Référence neutre : 2001 CFPI 1315

ENTRE :

                                                        BAUER NIKE HOCKEY INC.

                                                                                                                                              demanderesse

                                                                                   et

                                                                      PAUL REGAN

                                                                                                                                                      défendeur

                                                    MOTIFS DE L'ORDONNANCE

LE PROTONOTAIRE RICHARD MORNEAU

[1]                 Il s'agit d'une requête présentée par le défendeur dans le cadre d'une action en contrefaçon de brevet en vue d'obtenir une ordonnance radiant le paragraphe 25 de la déclaration modifiée de la demanderesse ou, subsidiairement, une ordonnance enjoignant à la demanderesse de fournir de plus amples précisions sur ce paragraphe de même que sur le paragraphe 24 de la déclaration modifiée de la demanderesse.


Genèse de l'instance

[2]                 Le défendeur est l'inventeur et le propriétaire du brevet canadien no 2219072 (le brevet 072), qui a été délivré le 22 août 2000. L'invention révélée dans le brevet 072 est un maillot de hockey muni d'un protège-poignet et d'un protège-cou intégrés, ce qui permet au joueur de hockey de s'habiller et de se déshabiller plus rapidement et simplifie l'entretien et le rangement des vêtements de hockey et des dispositifs de protection.
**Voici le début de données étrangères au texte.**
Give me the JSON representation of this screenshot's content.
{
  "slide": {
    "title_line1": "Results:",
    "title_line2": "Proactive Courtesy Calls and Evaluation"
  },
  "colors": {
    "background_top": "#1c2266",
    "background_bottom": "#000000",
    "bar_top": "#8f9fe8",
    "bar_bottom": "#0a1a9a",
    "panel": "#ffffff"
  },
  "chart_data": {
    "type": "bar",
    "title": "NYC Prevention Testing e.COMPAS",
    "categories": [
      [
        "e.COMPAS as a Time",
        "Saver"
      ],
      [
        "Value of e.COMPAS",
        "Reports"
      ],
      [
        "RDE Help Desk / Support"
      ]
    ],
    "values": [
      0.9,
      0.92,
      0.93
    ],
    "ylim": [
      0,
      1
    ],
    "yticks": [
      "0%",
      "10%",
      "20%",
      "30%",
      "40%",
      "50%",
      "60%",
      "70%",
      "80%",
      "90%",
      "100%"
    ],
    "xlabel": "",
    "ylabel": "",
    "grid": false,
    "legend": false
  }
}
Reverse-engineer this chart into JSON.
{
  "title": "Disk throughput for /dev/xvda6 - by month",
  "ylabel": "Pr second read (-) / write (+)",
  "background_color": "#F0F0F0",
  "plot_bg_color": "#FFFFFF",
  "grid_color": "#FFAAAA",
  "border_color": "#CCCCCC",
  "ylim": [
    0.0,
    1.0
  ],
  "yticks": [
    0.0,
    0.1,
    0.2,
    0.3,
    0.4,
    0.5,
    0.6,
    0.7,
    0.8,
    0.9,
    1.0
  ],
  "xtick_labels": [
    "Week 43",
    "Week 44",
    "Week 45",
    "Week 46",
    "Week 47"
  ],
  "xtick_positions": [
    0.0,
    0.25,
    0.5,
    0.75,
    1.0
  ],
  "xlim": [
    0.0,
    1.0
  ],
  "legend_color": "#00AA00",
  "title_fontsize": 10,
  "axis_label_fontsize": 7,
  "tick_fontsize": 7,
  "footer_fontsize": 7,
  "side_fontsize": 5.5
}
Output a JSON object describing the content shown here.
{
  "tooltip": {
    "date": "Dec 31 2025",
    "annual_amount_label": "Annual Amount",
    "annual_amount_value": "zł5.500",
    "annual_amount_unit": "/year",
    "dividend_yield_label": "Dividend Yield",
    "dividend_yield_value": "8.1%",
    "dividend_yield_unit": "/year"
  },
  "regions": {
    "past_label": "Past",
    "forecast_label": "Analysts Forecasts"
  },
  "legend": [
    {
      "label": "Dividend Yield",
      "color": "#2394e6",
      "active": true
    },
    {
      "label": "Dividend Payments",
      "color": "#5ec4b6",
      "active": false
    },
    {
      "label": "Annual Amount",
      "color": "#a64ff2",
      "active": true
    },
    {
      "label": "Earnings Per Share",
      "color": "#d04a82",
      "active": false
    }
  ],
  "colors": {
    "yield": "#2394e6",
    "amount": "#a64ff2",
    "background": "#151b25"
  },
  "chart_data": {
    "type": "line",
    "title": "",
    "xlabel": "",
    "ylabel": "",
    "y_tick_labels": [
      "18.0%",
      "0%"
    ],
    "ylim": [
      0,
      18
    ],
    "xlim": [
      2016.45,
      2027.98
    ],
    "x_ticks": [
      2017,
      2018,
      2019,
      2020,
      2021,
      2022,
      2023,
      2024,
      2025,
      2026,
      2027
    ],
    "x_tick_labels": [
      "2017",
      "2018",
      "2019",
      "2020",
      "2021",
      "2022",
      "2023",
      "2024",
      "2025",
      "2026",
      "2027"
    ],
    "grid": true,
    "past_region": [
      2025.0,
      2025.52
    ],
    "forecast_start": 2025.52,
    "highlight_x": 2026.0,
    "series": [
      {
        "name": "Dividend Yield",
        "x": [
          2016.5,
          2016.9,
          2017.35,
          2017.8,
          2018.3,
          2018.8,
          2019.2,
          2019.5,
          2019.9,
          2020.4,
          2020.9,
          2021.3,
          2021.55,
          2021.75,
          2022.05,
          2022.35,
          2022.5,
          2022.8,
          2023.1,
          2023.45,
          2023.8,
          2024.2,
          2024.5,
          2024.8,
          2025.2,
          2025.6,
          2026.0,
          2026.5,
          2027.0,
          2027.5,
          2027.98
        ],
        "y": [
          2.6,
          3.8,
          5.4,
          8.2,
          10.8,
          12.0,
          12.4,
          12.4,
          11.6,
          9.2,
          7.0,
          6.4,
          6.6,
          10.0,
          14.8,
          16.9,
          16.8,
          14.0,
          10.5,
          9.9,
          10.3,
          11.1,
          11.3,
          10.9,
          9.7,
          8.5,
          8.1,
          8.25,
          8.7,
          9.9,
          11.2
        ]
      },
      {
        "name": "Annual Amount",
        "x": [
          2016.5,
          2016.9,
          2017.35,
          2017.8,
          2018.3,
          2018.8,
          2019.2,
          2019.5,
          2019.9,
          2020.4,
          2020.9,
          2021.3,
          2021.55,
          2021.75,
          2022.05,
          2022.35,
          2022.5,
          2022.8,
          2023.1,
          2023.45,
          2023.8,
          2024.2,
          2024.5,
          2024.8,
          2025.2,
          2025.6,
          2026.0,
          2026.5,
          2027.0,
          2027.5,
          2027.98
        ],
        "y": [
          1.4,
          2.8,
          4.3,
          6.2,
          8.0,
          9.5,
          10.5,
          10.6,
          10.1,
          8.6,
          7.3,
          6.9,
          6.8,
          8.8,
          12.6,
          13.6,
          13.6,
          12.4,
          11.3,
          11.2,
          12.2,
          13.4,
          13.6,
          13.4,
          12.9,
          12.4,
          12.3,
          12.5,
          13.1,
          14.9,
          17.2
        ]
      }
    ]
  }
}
[3]                 La demanderesse fabrique et vend des produits qui comportent certains éléments et certaines caractéristiques de l'invention révélée par le brevet 072.

[4]                 Le 9 août 2001, la demanderesse a signifié au défendeur une déclaration modifiée dans laquelle elle sollicitait notamment les réparations suivantes :

           a)         un jugement déclarant que les produits de la demanderesse ne contrefont pas les revendications du brevet 072;

           b)         un jugement déclarant invalides certaines des revendications du brevet 072.


[5]                 Au paragraphe 24 de sa déclaration modifiée, la demanderesse allègue que le brevet 072 est invalide au motif qu'il ne respecte pas l'article 28.3 de la Loi sur les brevets, L.R.C. (1985), ch. P-4 (la Loi), étant donné que l'objet que définit la revendication était évident pour une personne versée dans l'art ou la science dont relève l'objet. La demanderesse énumère en outre quatorze (14) documents sur l'état antérieur de la technique au soutien de cette allégation.

Analyse

[6]                 Je vais d'abord examiner le paragraphe 25 contesté de la déclaration modifiée de la demanderesse.

[7]                 Voici le texte du paragraphe 25 de la déclaration modifiée de la demanderesse :

Le brevet en cause est invalide conformément à l'article 27(3) de la Loi sur les brevets puisque le mémoire descriptif ne décrit pas d'une façon exacte et complète la prétendue invention et n'expose pas clairement le mode de fabrication de la prétendue invention dans des termes complets, clairs, concis et exacts, qui permettent à toute personne versée dans l'art visé par le brevet en cause de fabriquer la prétendue invention. L'insuffisance de la description est due au fait que la réalisation préférentielle décrite ne constitue pas la meilleure manière de réaliser la prétendue invention.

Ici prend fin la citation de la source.